De son côté, Mustapha reconnaît que l’AAH, c’est « beaucoup d’organisation et beaucoup de sacrifices, une allocation « juste pour vivre ». Il ajoute quelques instants plus tard : « il faut lutter tous les jours. »
Et l’amélioration du niveau de vie avec l’augmentation programmée de l’AAH ? Dès qu’on aborde le sujet, Fiorella voit rouge. « Rien ne va changer, il n’y a aucune éclaircie en vue ». Ce sont des sommes « risibles » - à peine 5 euros par an – quand les augmentations du quotidien sont bien plus fortes. Ce qu’il faudrait, c’est un « revenu d’existence » et non pas « des aides pour vivre plus ou moins mal ».
Et encore, ces deux là s’estiment heureux. Ils ont un toit à eux. Même si Mustapha a été logé par des amis pendant des années. Même si Fiorella attend un logement social depuis 12 ans.

Solitude. Mustapha comme Fiorella traversent des moments difficiles. « Si je n’étais pas en train de me battre, confesse-t-elle, j’aurais sûrement déjà mis fin à mon existence ».
La solitude est souvent difficile à vivre. De même, l’aspect administratif de leur existence : « suspicion permanente des institutions et justifier la moindre information », ou encore le manque d’informations. Mustapha a eu la chance de rencontrer une assistante sociale qui a entamé des démarches. Au final, il a obtenu un appartement en HLM. « Si on ne bouge pas, personne ne vient ».
Pour Fiorella, l’équation est très simple : handicap + pauvreté = disparition sociale. « On n’est plus que spectateurs de la vie », tranche-t-elle, pessimiste. D’autant plus que le dispositif même de l’AAH pousse l’handicapé à rester seul : il « s’accroche » sur le revenu du conjoint. Plus celui-ci gagne, plus l’AAH baisse. L’handicapé est condamné à être célibataire ou à avoir un conjoint pauvre pour conserver son revenu d’existence.
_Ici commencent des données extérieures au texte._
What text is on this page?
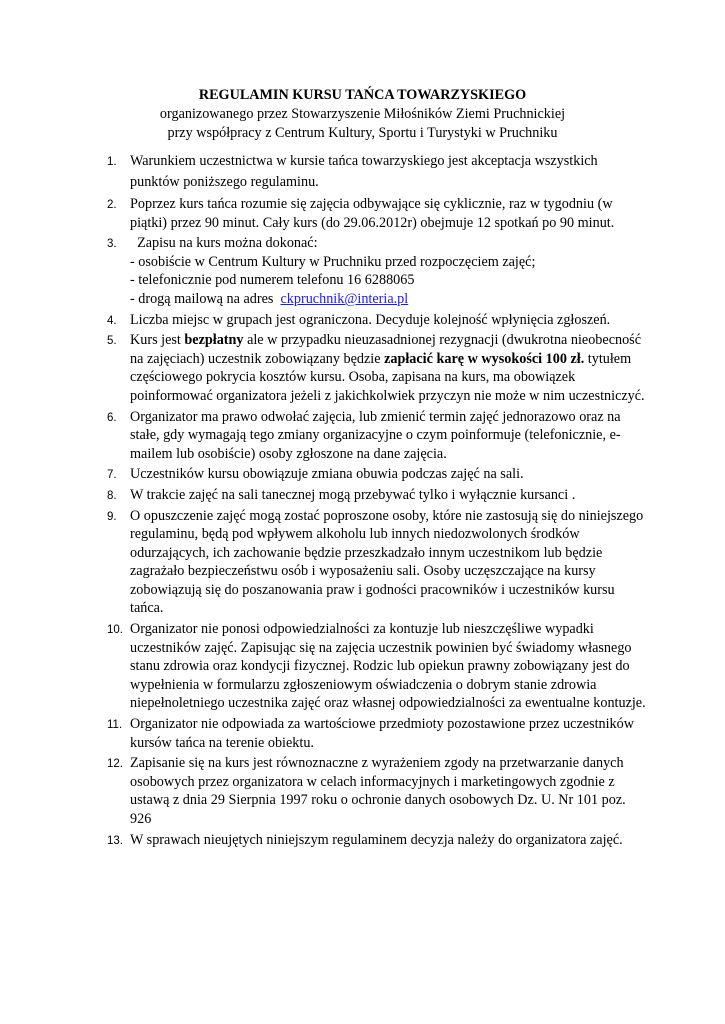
REGULAMIN KURSU TAŃCA TOWARZYSKIEGO
organizowanego przez Stowarzyszenie Miłośników Ziemi Pruchnickiej
przy współpracy z Centrum Kultury, Sportu i Turystyki w Pruchniku
1. Warunkiem uczestnictwa w kursie tańca towarzyskiego jest akceptacja wszystkich punktów poniższego regulaminu.
2. Poprzez kurs tańca rozumie się zajęcia odbywające się cyklicznie, raz w tygodniu (w piątki) przez 90 minut. Cały kurs (do 29.06.2012r) obejmuje 12 spotkań po 90 minut.
3. Zapisu na kurs można dokonać:
- osobiście w Centrum Kultury w Pruchniku przed rozpoczęciem zajęć;
- telefonicznie pod numerem telefonu 16 6288065
- drogą mailową na adres  ckpruchnik@interia.pl
4. Liczba miejsc w grupach jest ograniczona. Decyduje kolejność wpłynięcia zgłoszeń.
5. Kurs jest bezpłatny ale w przypadku nieuzasadnionej rezygnacji (dwukrotna nieobecność na zajęciach) uczestnik zobowiązany będzie zapłacić karę w wysokości 100 zł. tytułem częściowego pokrycia kosztów kursu. Osoba, zapisana na kurs, ma obowiązek poinformować organizatora jeżeli z jakichkolwiek przyczyn nie może w nim uczestniczyć.
6. Organizator ma prawo odwołać zajęcia, lub zmienić termin zajęć jednorazowo oraz na stałe, gdy wymagają tego zmiany organizacyjne o czym poinformuje (telefonicznie, e-mailem lub osobiście) osoby zgłoszone na dane zajęcia.
7. Uczestników kursu obowiązuje zmiana obuwia podczas zajęć na sali.
8. W trakcie zajęć na sali tanecznej mogą przebywać tylko i wyłącznie kursanci .
9. O opuszczenie zajęć mogą zostać poproszone osoby, które nie zastosują się do niniejszego regulaminu, będą pod wpływem alkoholu lub innych niedozwolonych środków odurzających, ich zachowanie będzie przeszkadzało innym uczestnikom lub będzie zagrażało bezpieczeństwu osób i wyposażeniu sali. Osoby uczęszczające na kursy zobowiązują się do poszanowania praw i godności pracowników i uczestników kursu tańca.
10. Organizator nie ponosi odpowiedzialności za kontuzje lub nieszczęśliwe wypadki uczestników zajęć. Zapisując się na zajęcia uczestnik powinien być świadomy własnego stanu zdrowia oraz kondycji fizycznej. Rodzic lub opiekun prawny zobowiązany jest do wypełnienia w formularzu zgłoszeniowym oświadczenia o dobrym stanie zdrowia niepełnoletniego uczestnika zajęć oraz własnej odpowiedzialności za ewentualne kontuzje.
11. Organizator nie odpowiada za wartościowe przedmioty pozostawione przez uczestników kursów tańca na terenie obiektu.
12. Zapisanie się na kurs jest równoznaczne z wyrażeniem zgody na przetwarzanie danych osobowych przez organizatora w celach informacyjnych i marketingowych zgodnie z ustawą z dnia 29 Sierpnia 1997 roku o ochronie danych osobowych Dz. U. Nr 101 poz. 926
13. W sprawach nieujętych niniejszym regulaminem decyzja należy do organizatora zajęć.
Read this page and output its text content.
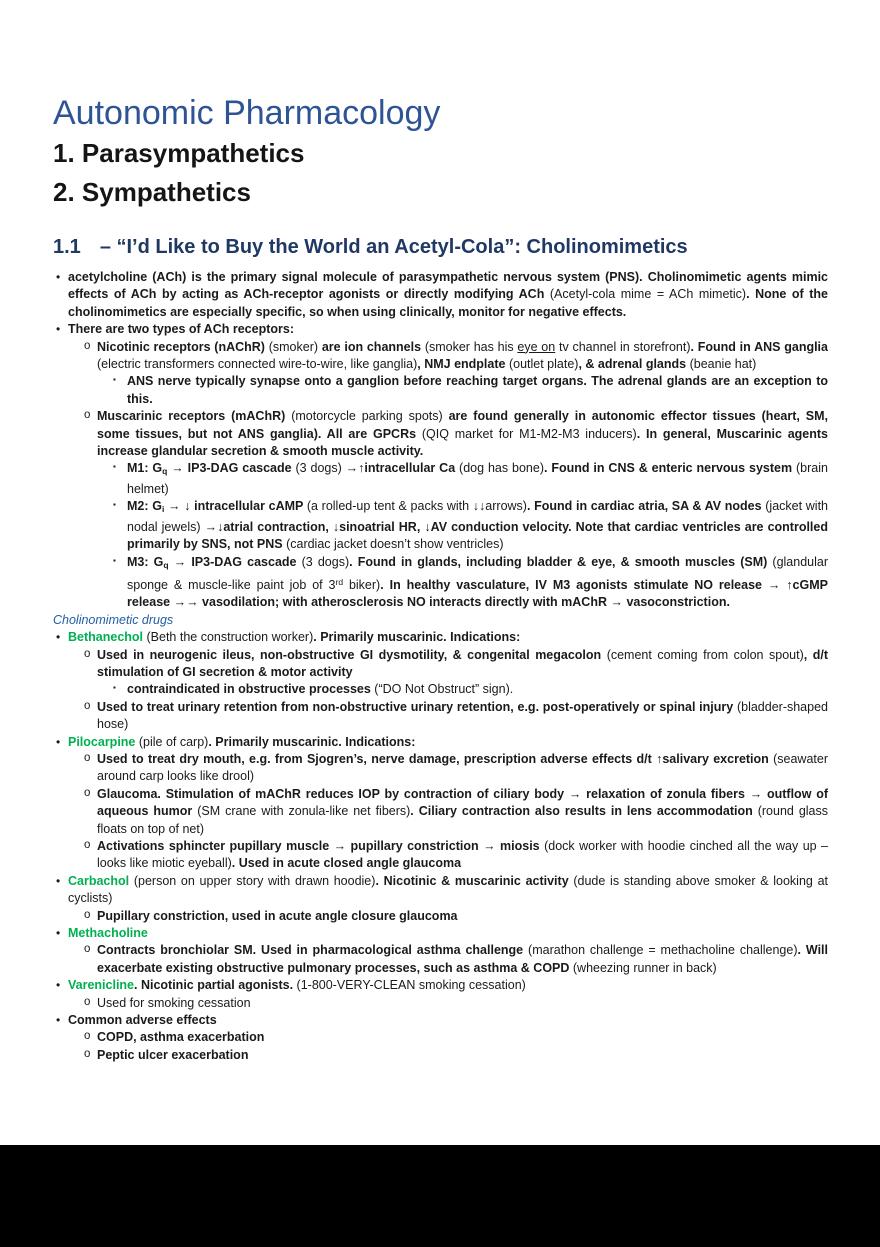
Autonomic Pharmacology
1. Parasympathetics
2. Sympathetics
1.1 – “I’d Like to Buy the World an Acetyl-Cola”: Cholinomimetics
• acetylcholine (ACh) is the primary signal molecule of parasympathetic nervous system (PNS). Cholinomimetic agents mimic effects of ACh by acting as ACh-receptor agonists or directly modifying ACh (Acetyl-cola mime = ACh mimetic). None of the cholinomimetics are especially specific, so when using clinically, monitor for negative effects.
• There are two types of ACh receptors:
o Nicotinic receptors (nAChR) (smoker) are ion channels (smoker has his eye on tv channel in storefront). Found in ANS ganglia (electric transformers connected wire-to-wire, like ganglia), NMJ endplate (outlet plate), & adrenal glands (beanie hat)
▪ ANS nerve typically synapse onto a ganglion before reaching target organs. The adrenal glands are an exception to this.
o Muscarinic receptors (mAChR) (motorcycle parking spots) are found generally in autonomic effector tissues (heart, SM, some tissues, but not ANS ganglia). All are GPCRs (QIQ market for M1-M2-M3 inducers). In general, Muscarinic agents increase glandular secretion & smooth muscle activity.
▪ M1: Gq → IP3-DAG cascade (3 dogs) →↑intracellular Ca (dog has bone). Found in CNS & enteric nervous system (brain helmet)
▪ M2: Gi → ↓ intracellular cAMP (a rolled-up tent & packs with ↓↓arrows). Found in cardiac atria, SA & AV nodes (jacket with nodal jewels) →↓atrial contraction, ↓sinoatrial HR, ↓AV conduction velocity. Note that cardiac ventricles are controlled primarily by SNS, not PNS (cardiac jacket doesn’t show ventricles)
▪ M3: Gq → IP3-DAG cascade (3 dogs). Found in glands, including bladder & eye, & smooth muscles (SM) (glandular sponge & muscle-like paint job of 3rd biker). In healthy vasculature, IV M3 agonists stimulate NO release → ↑cGMP release →→ vasodilation; with atherosclerosis NO interacts directly with mAChR → vasoconstriction.
Cholinomimetic drugs
• Bethanechol (Beth the construction worker). Primarily muscarinic. Indications:
o Used in neurogenic ileus, non-obstructive GI dysmotility, & congenital megacolon (cement coming from colon spout), d/t stimulation of GI secretion & motor activity
▪ contraindicated in obstructive processes (“DO Not Obstruct” sign).
o Used to treat urinary retention from non-obstructive urinary retention, e.g. post-operatively or spinal injury (bladder-shaped hose)
• Pilocarpine (pile of carp). Primarily muscarinic. Indications:
o Used to treat dry mouth, e.g. from Sjogren’s, nerve damage, prescription adverse effects d/t ↑salivary excretion (seawater around carp looks like drool)
o Glaucoma. Stimulation of mAChR reduces IOP by contraction of ciliary body → relaxation of zonula fibers → outflow of aqueous humor (SM crane with zonula-like net fibers). Ciliary contraction also results in lens accommodation (round glass floats on top of net)
o Activations sphincter pupillary muscle → pupillary constriction → miosis (dock worker with hoodie cinched all the way up – looks like miotic eyeball). Used in acute closed angle glaucoma
• Carbachol (person on upper story with drawn hoodie). Nicotinic & muscarinic activity (dude is standing above smoker & looking at cyclists)
o Pupillary constriction, used in acute angle closure glaucoma
• Methacholine
o Contracts bronchiolar SM. Used in pharmacological asthma challenge (marathon challenge = methacholine challenge). Will exacerbate existing obstructive pulmonary processes, such as asthma & COPD (wheezing runner in back)
• Varenicline. Nicotinic partial agonists. (1-800-VERY-CLEAN smoking cessation)
o Used for smoking cessation
• Common adverse effects
o COPD, asthma exacerbation
o Peptic ulcer exacerbation
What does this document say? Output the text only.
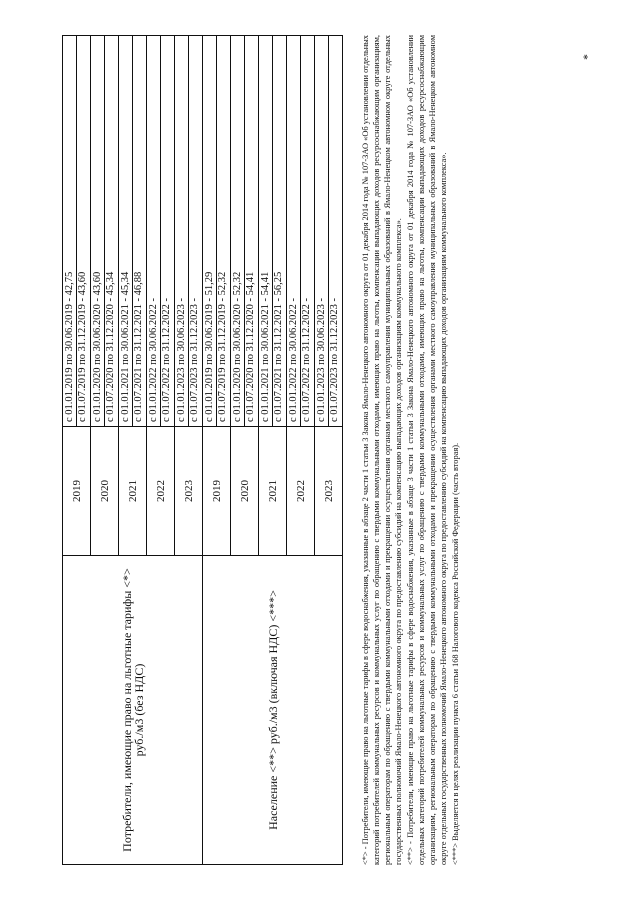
Потребители, имеющие право на льготные тарифы <*> руб./м3 (без НДС)	2019	с 01.01.2019 по 30.06.2019 - 42,75 с 01.07.2019 по 31.12.2019 - 43,60

	2020	с 01.01.2020 по 30.06.2020 - 43,60 с 01.07.2020 по 31.12.2020 - 45,34

	2021	с 01.01.2021 по 30.06.2021 - 45,34 с 01.07.2021 по 31.12.2021 - 46,88

	2022	с 01.01.2022 по 30.06.2022 - с 01.07.2022 по 31.12.2022 -

	2023	с 01.01.2023 по 30.06.2023 - с 01.07.2023 по 31.12.2023 -

Население <**> руб./м3 (включая НДС) <***>	2019	с 01.01.2019 по 30.06.2019 - 51,29 с 01.07.2019 по 31.12.2019 - 52,32

	2020	с 01.01.2020 по 30.06.2020 - 52,32 с 01.07.2020 по 31.12.2020 - 54,41

	2021	с 01.01.2021 по 30.06.2021 - 54,41 с 01.07.2021 по 31.12.2021 - 56,25

	2022	с 01.01.2022 по 30.06.2022 - с 01.07.2022 по 31.12.2022 -

	2023	с 01.01.2023 по 30.06.2023 - с 01.07.2023 по 31.12.2023 -	<*> - Потребители, имеющие право на льготные тарифы в сфере водоснабжения, указанные в абзаце 2 части 1 статьи 3 Закона Ямало-Ненецкого автономного округа от 01 декабря 2014 года № 107-ЗАО «Об установлении отдельных категорий потребителей коммунальных ресурсов и коммунальных услуг по обращению с твердыми коммунальными отходами, имеющих право на льготы, компенсации выпадающих доходов ресурсоснабжающим организациям, региональным операторам по обращению с твердыми коммунальными отходами и прекращении осуществления органами местного самоуправления муниципальных образований в Ямало-Ненецком автономном округе отдельных государственных полномочий Ямало-Ненецкого автономного округа по предоставлению субсидий на компенсацию выпадающих доходов организациям коммунального комплекса». <**> - Потребители, имеющие право на льготные тарифы в сфере водоснабжения, указанные в абзаце 3 части 1 статьи 3 Закона Ямало-Ненецкого автономного округа от 01 декабря 2014 года № 107-ЗАО «Об установлении отдельных категорий потребителей коммунальных ресурсов и коммунальных услуг по обращению с твердыми коммунальными отходами, имеющих право на льготы, компенсации выпадающих доходов ресурсоснабжающим организациям, региональным операторам по обращению с твердыми коммунальными отходами и прекращении осуществления органами местного самоуправления муниципальных образований в Ямало-Ненецком автономном округе отдельных государственных полномочий Ямало-Ненецкого автономного округа по предоставлению субсидий на компенсацию выпадающих доходов организациям коммунального комплекса». <***> Выделяется в целях реализации пункта 6 статьи 168 Налогового кодекса Российской Федерации (часть вторая).

*
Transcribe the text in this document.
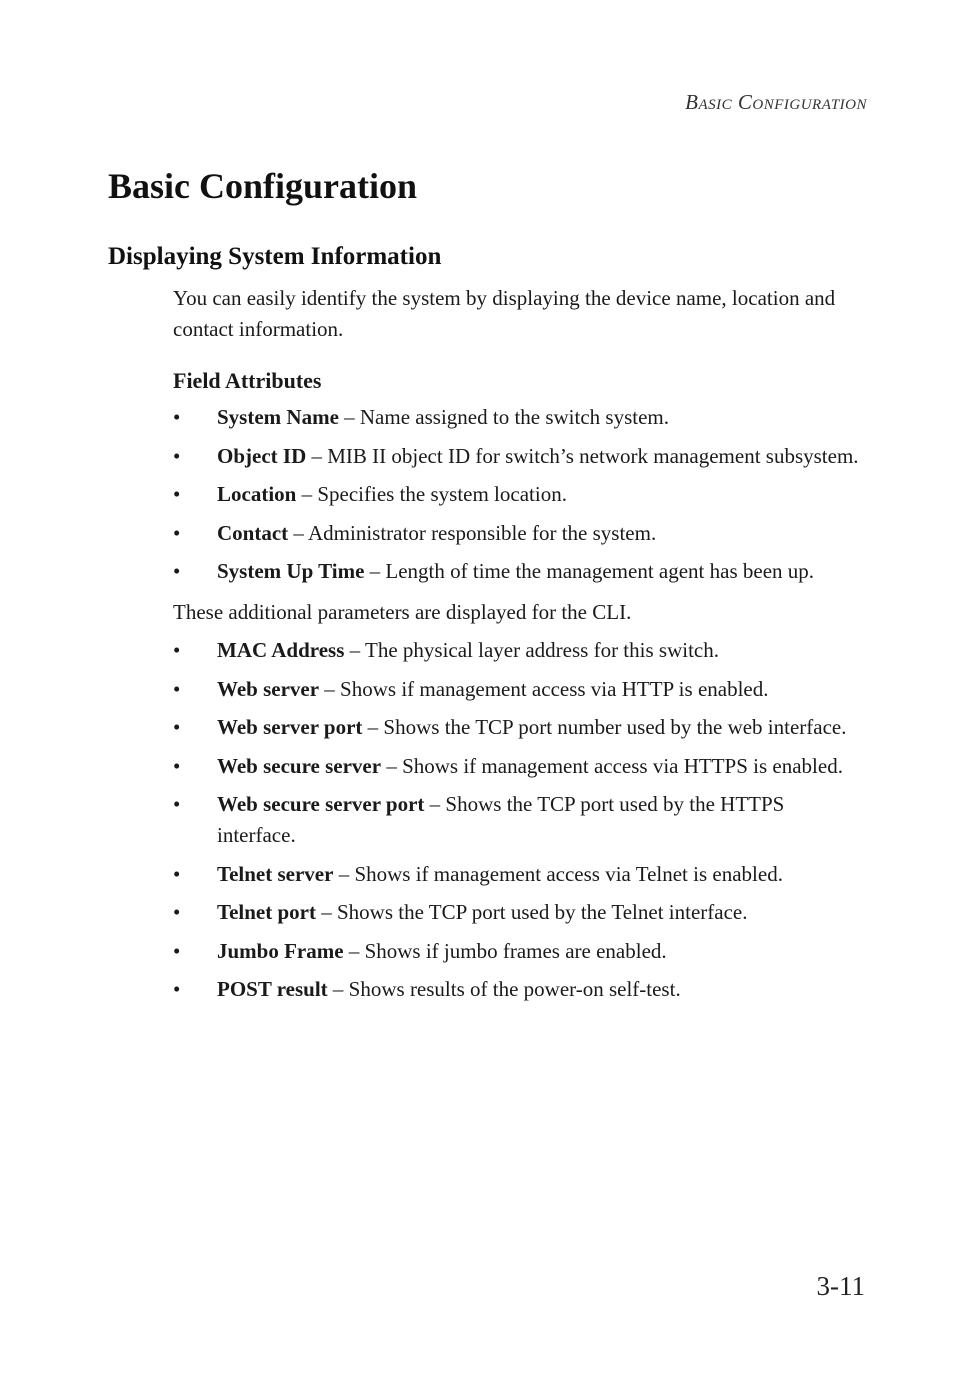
Basic Configuration
Basic Configuration
Displaying System Information

You can easily identify the system by displaying the device name, location and contact information.

Field Attributes
• System Name – Name assigned to the switch system.
• Object ID – MIB II object ID for switch’s network management subsystem.
• Location – Specifies the system location.
• Contact – Administrator responsible for the system.
• System Up Time – Length of time the management agent has been up.

These additional parameters are displayed for the CLI.

• MAC Address – The physical layer address for this switch.
• Web server – Shows if management access via HTTP is enabled.
• Web server port – Shows the TCP port number used by the web interface.
• Web secure server – Shows if management access via HTTPS is enabled.
• Web secure server port – Shows the TCP port used by the HTTPS interface.
• Telnet server – Shows if management access via Telnet is enabled.
• Telnet port – Shows the TCP port used by the Telnet interface.
• Jumbo Frame – Shows if jumbo frames are enabled.
• POST result – Shows results of the power-on self-test.
3-11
Fiorella a décidé de s’engager, notamment dans le collectif Ni pauvres ni soumis et dans le groupe de travail Logement et handicap. Elle milite pour des logements sociaux de qualité. Un habitat avec peu de charges, qui servirait de « compensateurs sociaux pour réduire l’écart avec les gens dit normaux ». Et aussi pour lutter contre la pauvreté qui les privent de leurs droits citoyens. « Il y a urgence ».
Mustapha est plus optimiste. Son objectif ? « Reprendre la vie normale, ne pas rester enfermé dans le handicap » même s’il reconnaît que rien ne sera plus comme avant. « Je serais toujours malade. Le handicap vit avec toi, il t’accompagne partout ».